Regeling vervallen per 19-07-2013

Verordening onderzoek doelmatigheid en doeltreffendheid van het door het college gevoerde bestuur van de gemeente Haarlem

Geldend van 28-11-2003 t/m 18-07-2013 met terugwerkende kracht vanaf 15-11-2003

Intitulé

Verordening onderzoek doelmatigheid en doeltreffendheid van het door het college gevoerde bestuur

Verordening onderzoek doelmatigheid en doeltreffendheid van het door het college gevoerde bestuur.

Artikel 1 Definities

In deze verordening wordt verstaan onder:

  • a.

    Doelmatigheid: De mate waarin de gewenste prestaties en beoogde maatschappelijke effecten worden gerealiseerd met een zo beperkt mogelijke inzet van middelen, of met beschikbare middelen zo veel mogelijk resultaat wordt bereikt.

  • b.

    Doeltreffendheid: De mate waarin de gewenste prestaties en beoogde maatschappelijke effecten van het beleid daadwerkelijk worden behaald.

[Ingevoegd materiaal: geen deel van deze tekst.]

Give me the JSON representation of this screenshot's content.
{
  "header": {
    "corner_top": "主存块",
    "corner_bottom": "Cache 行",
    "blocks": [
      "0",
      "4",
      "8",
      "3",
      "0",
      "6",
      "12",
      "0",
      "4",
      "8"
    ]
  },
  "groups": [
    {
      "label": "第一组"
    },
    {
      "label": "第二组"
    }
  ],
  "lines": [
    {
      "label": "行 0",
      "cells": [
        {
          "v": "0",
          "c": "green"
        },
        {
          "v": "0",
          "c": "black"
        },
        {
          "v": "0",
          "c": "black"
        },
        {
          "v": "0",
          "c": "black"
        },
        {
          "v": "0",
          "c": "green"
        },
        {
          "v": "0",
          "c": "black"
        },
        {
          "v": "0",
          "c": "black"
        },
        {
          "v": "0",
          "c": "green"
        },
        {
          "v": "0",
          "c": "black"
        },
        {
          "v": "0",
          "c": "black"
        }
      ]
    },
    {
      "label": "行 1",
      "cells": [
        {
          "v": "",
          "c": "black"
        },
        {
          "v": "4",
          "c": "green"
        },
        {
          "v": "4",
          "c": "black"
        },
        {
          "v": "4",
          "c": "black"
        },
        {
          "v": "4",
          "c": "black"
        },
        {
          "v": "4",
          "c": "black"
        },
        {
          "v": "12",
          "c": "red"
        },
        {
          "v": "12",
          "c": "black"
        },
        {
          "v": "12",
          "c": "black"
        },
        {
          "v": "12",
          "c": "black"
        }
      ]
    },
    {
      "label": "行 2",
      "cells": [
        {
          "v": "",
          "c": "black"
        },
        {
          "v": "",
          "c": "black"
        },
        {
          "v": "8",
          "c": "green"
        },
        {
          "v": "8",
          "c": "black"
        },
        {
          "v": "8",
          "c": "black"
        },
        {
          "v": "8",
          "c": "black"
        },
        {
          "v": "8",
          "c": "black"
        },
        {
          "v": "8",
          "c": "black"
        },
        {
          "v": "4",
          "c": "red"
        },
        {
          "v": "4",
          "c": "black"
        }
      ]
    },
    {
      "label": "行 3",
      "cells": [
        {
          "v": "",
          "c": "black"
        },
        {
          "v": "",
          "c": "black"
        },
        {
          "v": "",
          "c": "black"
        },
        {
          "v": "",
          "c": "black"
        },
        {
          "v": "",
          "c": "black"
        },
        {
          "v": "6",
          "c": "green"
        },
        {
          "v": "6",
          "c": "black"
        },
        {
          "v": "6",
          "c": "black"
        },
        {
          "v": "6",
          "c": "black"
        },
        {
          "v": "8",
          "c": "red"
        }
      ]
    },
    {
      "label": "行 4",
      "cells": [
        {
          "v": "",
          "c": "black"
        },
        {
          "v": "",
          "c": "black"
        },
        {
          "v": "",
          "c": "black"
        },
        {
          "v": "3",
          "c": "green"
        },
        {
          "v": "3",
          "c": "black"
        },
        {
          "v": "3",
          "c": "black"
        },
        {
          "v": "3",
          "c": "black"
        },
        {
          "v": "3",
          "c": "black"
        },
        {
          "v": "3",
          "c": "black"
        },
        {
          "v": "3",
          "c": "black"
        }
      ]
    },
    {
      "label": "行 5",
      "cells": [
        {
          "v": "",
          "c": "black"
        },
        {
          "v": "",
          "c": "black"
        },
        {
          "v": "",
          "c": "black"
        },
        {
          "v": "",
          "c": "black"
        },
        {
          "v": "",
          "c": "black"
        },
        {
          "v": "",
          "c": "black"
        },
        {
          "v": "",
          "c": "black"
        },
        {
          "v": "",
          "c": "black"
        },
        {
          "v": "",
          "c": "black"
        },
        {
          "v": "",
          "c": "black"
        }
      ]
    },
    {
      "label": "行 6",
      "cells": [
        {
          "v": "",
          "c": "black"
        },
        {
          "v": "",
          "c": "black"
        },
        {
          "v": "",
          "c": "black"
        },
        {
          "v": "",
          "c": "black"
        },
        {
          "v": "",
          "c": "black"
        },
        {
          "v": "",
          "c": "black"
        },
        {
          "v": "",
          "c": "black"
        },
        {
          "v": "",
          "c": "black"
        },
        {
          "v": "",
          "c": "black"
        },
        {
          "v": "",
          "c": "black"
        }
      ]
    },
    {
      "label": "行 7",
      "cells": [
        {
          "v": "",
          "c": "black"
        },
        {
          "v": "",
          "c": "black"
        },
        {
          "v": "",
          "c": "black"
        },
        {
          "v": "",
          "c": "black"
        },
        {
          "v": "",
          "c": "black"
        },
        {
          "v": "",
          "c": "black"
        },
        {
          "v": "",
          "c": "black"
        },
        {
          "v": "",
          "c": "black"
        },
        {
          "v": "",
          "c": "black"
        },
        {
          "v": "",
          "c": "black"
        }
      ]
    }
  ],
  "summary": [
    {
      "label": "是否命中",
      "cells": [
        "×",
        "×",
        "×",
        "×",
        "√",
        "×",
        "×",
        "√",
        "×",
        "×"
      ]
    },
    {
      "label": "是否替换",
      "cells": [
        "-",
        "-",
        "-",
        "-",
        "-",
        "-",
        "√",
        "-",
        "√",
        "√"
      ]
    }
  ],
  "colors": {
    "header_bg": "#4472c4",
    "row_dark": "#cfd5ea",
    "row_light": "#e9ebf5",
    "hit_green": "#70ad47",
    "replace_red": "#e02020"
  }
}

Artikel 2 Onderzoeksfrequentie

  • 1. Het college onderzoekt jaarlijks de doelmatigheid van (onderdelen van) organisatie-eenheden van de gemeente en de uitvoering van taken door de gemeente. Bij de opstelling van het onderzoeksprogramma draagt het college er zorg voor dat alle organisatieonderdelen periodiek onderzocht worden.

  • 2. Het college toetst jaarlijks de doeltreffendheid van minimaal twee (delen) van programma’s en paragrafen.

Artikel 3 Onderzoeksplan

  • 1. Het college zendt ieder jaar uiterlijk in december een onderzoeksplan aan de raad van de in het erop volgende jaar te verrichten onderzoeken naar de doelmatigheid en de doeltreffendheid.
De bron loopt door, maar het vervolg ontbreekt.